Background/aims: Immunosuppression with methotrexate may be useful in the treatment of Crohn's disease. We tested the efficacy of methotrexate in refractory Crohn's disease in a randomized, controlled trial.
Methodology: Randomized, double-blind placebo-controlled trial of methotrexate in 33 patients with steroid-dependent Crohn's disease, 33% of whom had previously failed therapy with 6-mercaptopurine. Patients were given placebo or oral methotrexate 15 mg/week, or adjusted up to 22.5 mg/week, for up to 1 year or until treatment failure. Outcome was assessed by reduction in prednisone dosage, Crohn's Disease Activity Index, hospital admission, and laboratory parameters.
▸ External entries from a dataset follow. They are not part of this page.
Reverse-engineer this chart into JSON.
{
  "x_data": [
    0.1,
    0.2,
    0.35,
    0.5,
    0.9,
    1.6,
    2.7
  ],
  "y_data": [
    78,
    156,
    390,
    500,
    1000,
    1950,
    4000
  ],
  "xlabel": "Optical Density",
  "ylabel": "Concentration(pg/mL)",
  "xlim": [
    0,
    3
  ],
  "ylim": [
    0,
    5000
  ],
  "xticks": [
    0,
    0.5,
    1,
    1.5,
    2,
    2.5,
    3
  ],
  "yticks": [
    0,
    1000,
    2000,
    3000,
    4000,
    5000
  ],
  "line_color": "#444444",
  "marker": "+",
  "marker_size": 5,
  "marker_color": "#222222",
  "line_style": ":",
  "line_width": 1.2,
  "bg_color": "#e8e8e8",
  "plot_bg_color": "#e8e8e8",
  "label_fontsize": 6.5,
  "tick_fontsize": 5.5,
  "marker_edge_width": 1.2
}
Results: Four patients were dropped from the study for non-compliance and one because of intercurrent illness, and 28 patients could be evaluated. Fewer methotrexate-treated patients (6/13 or 46%) had flares of Crohn's disease as compared to placebo-treated patients (12/15 or 80%), but this did not achieve statistical significance (p<0.1). There was a non-significant trend toward an increased number of significant side effects in the methotrexate-treated patients (3/13 or 23%) as compared to the placebo-treated patients (0/15 or 0%) (p<0.2). Laboratory indices of inflammation did not differ between the two groups.
Conclusions: The methotrexate-treated group showed a trend toward fewer Crohn's disease flares, balanced by an increased number of significant side effects.